Accreditation in Public Relations PR Training

Reverse Order Accreditation Process

The Southwest Missouri Chapter of PRSA in Springfield has taken a different approach to completing the Accreditation process. Once accepted into the program, candidates here prepare for the Readiness Review, submitting their project and then preparing for the panel Review. Once  successfully completed, we dive into the prep for the online Examination for Accreditation in Public Relations. It’s worked well for the four of us who have completed the Accreditation process.

One of the advantages of studying and preparing for the Readiness Review first is that it’s more of a “known quantity.” You know your project inside out; it’s familiar territory, and so you get comfortable and confident with the process. 

Preparing for the online Examination is more daunting because no matter how much you prepare, you really don’t know if you’ve studied enough or studied smart. The APR Online Study Course certainly helps, and I’d recommend it as money well spent, even if you don’t complete every activity.

If this reverse order approach sounds appealing, one change I’d recommend is to familiarize yourself with the knowledge, skills and abilities (KSAs) covered by the Examination as you prepare for the Readiness Review. Had I done my homework, I’d have written the answers to my Readiness Review Questionnaire differently.

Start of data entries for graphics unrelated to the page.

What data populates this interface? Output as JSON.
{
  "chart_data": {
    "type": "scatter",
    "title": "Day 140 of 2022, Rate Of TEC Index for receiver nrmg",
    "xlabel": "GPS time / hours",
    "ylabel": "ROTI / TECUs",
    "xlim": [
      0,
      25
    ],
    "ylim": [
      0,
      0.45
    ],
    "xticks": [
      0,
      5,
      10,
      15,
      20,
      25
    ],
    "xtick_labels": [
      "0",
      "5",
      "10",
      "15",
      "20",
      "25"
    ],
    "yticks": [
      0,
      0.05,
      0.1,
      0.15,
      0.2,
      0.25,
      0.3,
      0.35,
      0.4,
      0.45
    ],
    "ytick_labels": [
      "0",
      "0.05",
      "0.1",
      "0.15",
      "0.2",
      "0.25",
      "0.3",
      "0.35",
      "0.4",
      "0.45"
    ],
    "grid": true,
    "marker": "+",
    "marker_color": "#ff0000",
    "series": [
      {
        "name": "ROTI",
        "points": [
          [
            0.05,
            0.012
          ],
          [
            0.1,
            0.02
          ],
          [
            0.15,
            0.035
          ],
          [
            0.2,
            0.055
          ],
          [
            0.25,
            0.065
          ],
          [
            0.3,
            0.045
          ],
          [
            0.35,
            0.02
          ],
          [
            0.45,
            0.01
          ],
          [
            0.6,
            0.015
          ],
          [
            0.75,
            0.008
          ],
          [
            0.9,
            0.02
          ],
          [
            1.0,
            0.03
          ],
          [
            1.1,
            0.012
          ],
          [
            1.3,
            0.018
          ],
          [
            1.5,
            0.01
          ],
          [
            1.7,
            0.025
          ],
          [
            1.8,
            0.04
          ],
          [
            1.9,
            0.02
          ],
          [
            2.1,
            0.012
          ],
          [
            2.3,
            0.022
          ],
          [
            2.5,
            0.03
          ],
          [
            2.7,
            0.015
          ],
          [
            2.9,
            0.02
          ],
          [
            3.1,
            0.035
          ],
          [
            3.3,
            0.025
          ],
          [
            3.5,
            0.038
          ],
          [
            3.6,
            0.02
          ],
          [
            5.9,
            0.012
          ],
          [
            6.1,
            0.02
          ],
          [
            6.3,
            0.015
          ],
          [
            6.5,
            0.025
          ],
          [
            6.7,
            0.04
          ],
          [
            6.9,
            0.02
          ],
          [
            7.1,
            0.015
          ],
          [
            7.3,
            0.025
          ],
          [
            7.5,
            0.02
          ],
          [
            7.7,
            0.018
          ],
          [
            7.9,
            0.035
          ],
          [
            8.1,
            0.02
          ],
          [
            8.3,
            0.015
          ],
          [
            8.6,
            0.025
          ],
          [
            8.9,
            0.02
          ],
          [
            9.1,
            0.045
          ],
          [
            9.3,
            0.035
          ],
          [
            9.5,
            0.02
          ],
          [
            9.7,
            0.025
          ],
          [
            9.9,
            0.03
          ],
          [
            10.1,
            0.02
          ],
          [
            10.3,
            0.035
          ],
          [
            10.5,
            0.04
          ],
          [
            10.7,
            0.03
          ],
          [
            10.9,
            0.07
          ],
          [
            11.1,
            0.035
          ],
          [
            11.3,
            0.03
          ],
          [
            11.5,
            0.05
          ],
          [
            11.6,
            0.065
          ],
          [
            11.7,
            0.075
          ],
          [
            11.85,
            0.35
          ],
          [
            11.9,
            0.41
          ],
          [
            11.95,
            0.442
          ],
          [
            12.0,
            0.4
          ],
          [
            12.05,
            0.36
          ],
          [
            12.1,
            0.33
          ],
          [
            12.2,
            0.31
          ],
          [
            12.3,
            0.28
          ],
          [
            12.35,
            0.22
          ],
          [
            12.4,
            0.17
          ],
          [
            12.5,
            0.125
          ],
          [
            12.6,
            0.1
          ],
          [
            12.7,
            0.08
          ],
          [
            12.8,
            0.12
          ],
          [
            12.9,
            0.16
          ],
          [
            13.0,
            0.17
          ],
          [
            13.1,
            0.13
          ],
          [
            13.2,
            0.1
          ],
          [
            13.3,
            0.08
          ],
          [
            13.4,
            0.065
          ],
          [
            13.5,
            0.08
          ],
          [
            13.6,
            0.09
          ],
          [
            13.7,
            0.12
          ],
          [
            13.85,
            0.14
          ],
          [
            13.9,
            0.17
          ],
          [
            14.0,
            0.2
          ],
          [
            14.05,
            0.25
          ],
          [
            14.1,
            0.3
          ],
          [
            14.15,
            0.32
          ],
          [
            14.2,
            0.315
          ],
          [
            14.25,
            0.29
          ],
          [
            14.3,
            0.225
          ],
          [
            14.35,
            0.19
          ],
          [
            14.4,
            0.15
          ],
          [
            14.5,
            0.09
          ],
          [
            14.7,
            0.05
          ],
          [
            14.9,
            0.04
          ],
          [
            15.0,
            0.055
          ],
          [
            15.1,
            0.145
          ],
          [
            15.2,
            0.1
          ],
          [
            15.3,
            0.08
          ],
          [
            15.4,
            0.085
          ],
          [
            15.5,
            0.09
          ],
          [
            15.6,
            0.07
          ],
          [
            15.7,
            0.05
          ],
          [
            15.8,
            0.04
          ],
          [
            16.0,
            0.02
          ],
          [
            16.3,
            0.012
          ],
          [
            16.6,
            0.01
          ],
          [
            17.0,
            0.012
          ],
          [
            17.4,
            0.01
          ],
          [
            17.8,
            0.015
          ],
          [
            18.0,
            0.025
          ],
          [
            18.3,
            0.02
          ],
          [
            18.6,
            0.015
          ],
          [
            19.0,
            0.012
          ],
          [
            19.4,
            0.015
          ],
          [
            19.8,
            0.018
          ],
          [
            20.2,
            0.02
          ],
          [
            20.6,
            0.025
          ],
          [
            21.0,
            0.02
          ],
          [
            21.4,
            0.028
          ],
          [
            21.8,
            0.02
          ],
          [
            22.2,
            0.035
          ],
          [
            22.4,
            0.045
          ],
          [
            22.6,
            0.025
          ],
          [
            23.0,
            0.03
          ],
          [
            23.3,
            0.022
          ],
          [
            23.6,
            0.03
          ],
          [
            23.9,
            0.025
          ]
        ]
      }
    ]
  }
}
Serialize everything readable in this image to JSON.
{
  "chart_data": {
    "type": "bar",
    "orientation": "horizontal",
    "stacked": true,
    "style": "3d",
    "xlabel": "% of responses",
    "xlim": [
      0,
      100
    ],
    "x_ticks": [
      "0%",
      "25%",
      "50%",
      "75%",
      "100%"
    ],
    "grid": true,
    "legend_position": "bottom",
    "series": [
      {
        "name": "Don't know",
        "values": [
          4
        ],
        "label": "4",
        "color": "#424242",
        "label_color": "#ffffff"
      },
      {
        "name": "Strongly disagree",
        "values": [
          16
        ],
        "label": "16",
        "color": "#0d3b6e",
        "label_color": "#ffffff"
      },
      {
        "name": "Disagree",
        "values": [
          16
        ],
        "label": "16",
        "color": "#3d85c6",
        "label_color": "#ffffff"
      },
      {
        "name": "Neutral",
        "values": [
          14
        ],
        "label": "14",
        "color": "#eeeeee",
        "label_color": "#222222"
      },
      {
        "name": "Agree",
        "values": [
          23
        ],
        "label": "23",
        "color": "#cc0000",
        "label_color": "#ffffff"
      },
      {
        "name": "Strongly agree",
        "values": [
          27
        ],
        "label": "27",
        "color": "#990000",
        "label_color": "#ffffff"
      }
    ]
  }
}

Jennifer Ailor, APR, Ailor Communications, Accredited in June 2010. Connect with Jennifer on LinkedIn.

1 Comment

  • The APR preparation process can be grueling; as Jennifer mentions, several long-term strategies can help the process along such as learning and internalizing the KSAs before the readiness review and having the support of a local chapter. When I began pursuing accreditation in Denver earlier this year, the local APR committee gave some very helpful advice about the readiness review presentation. It helped that I was active in the chapter beforehand and was friendly with some members who had already received accreditation. Denver’s APR committee also set up a social network on Ning specifically targeted to those who had received accreditation and those actively seeking it. Through that network, I met a few PRSA members with whom I studied for a while.

    Also correctly, Jennifer writes that preparing for the online exam can be “daunting” because there is no guarantee one will study sufficiently or smartly. That’s the position I find myself in now, not only because I am just a little over a month from sitting for the exam and wondering how I will do, but also because I also just moved across the country for a new job and my local PRSA network of friends is gone. I could certainly reach out to members of my “new” local chapter but for personal reasons (new child on the way in mid-November!) it looks like I really need to pass the exam in late October since I don’t know when else I’ll have a chance to sit for it again in the near future. As a result, I’ve dedicated most of my free time to studying hard based on the content outlined in the study guide.

    Thanks to Jennifer for her good advice about the reverse order accreditation process. If I’d considered this method earlier, I might have incorporated it into my own studying habits.